After the departure of Boris Johnson, a new government will need to break free from former chancellor Rishi Sunak’s spending curbs to ease inflationary pressures on households while preventing a possible slide into recession with extra support for businesses. Here are the main financial issues ministers will have to deal with.
Inflation
The consumer price index has jumped from almost zero during the pandemic to 9.1% and is forecast to rise to 11% by October, when rising energy prices push average combined gas and electricity bills above £2,800 annually. Most economists believe that price growth will moderate next year, but their forecasts depend on the end of the war in Ukraine. . Brent crude nearly doubled in price to $128 a barrel in the year before Russia invaded Ukraine, before retreating to $102.50 on Thursday.
GDP
Britain suffered its biggest drop in national income (GDP) since the early 18th century when the economy collapsed in April 2020. It recovered quickly, but the recovery has slowed this year as the global economy began to stutter.

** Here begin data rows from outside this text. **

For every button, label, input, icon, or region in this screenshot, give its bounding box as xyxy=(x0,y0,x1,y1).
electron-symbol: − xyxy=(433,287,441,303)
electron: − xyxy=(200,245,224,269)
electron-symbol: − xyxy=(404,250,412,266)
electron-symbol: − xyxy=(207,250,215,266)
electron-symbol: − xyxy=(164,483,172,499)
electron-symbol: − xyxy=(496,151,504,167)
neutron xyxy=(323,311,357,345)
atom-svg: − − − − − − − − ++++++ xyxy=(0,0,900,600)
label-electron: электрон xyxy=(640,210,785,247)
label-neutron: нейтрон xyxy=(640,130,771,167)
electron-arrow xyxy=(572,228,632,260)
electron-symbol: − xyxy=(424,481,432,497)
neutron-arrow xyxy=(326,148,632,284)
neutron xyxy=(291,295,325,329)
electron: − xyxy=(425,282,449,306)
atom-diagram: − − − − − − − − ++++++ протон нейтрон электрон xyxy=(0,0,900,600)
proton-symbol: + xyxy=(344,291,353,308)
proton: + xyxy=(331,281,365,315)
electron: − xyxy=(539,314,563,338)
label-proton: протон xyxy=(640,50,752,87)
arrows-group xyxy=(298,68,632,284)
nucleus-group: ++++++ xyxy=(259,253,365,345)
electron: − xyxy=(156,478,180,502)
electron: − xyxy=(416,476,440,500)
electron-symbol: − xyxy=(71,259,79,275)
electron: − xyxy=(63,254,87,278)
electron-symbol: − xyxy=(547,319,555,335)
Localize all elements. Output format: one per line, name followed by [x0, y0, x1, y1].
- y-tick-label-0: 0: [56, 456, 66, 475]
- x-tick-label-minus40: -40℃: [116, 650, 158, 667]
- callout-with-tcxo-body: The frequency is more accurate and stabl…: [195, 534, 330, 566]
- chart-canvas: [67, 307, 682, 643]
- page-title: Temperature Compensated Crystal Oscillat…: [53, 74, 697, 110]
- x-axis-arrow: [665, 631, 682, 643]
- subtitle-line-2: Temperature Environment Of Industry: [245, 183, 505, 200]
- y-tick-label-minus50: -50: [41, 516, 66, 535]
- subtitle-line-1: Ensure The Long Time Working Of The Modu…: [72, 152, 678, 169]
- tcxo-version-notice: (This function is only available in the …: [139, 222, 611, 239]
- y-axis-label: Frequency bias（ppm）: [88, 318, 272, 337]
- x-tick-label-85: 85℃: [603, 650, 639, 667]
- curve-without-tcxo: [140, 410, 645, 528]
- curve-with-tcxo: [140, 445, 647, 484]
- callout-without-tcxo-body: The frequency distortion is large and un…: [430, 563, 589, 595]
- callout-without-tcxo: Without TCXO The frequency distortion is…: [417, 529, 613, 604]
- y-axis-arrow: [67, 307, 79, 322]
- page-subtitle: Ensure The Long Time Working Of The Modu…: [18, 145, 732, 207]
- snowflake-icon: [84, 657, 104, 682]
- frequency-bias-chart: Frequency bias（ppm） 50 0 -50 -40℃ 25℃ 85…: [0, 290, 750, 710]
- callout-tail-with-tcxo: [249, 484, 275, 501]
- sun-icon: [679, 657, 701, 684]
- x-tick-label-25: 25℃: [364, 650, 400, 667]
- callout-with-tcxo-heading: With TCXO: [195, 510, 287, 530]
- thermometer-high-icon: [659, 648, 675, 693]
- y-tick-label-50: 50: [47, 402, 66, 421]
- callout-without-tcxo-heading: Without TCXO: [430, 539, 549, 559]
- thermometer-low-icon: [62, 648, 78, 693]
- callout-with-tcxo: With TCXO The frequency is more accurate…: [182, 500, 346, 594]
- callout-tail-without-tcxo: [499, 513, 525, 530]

The UK imports more than half of its food and most of its gas and oil, making it particularly vulnerable to global crises. . The next official GDP data, for May, is expected to show a third straight month of contraction. The UK economy is just 0.9% bigger than it was in November 2019.
Tax burden
Ministers are facing pressure from Tory MPs to overturn plans by the Johnson government to raise taxes on businesses and households ahead of the rest of parliament to pay for spending during the pandemic. But scope for tax cuts is limited, especially when many Conservatives are also urging the government to increase the defense budget in the face of the renewed threat from Russia. . The possibility of further economic shocks and an aging population will further increase calls for extra cash from the Treasury.
UK trade
France and Britain have tracked each other for decades on charts showing the value of trade as a percentage of GDP. The global post-pandemic recovery last year lifted all boats. However, recent figures show that Britain’s trade is stagnant, while France’s position has improved dramatically. Brexit is blamed by many economists for the UK’s less rosy outlook. . In its latest assessment, the Institute of Export & International Trade reported that total UK export earnings fell by 2% from the previous month, “highlighting the difficulties businesses are facing as a result of the pandemic, the supply chain crisis, of the Russia-Ukraine conflict and Brexit”.
UK workforce
Official estimates show the UK has around 1.2 million fewer workers in 2022 than expected in 2019. Many EU workers returned home during the pandemic, older workers took early retirement and tens of thousands of students returned to education. . David Miles, chief economic adviser at the Office for Budget Responsibility, said it was likely that some older workers and many students would return to the labor market, but it was reasonable to assume that the UK had suffered a permanent downturn, leading to ongoing labor shortages in some industries. Brexit and Covid have also combined to reduce the number of workers looking for work, pushing up wages and hampering the recovery.
R&D expenses
Spending on science has fallen, and the promise of increased funding for research and development remains just that – a promise. . Sunak planned to increase UK R&D spending to 2.4% of GDP, up from 1.74% last year. France already spends 2.2% of GDP, the US 3.1% and Germany 3.2%. The chancellor originally wanted to achieve this by 2025, but earlier this year moved the date back to 2027. This article was amended on 8 July 2022 because an earlier version incorrectly said that the UK imports most of its energy. This has meant that the UK imports most of its natural gas and oil.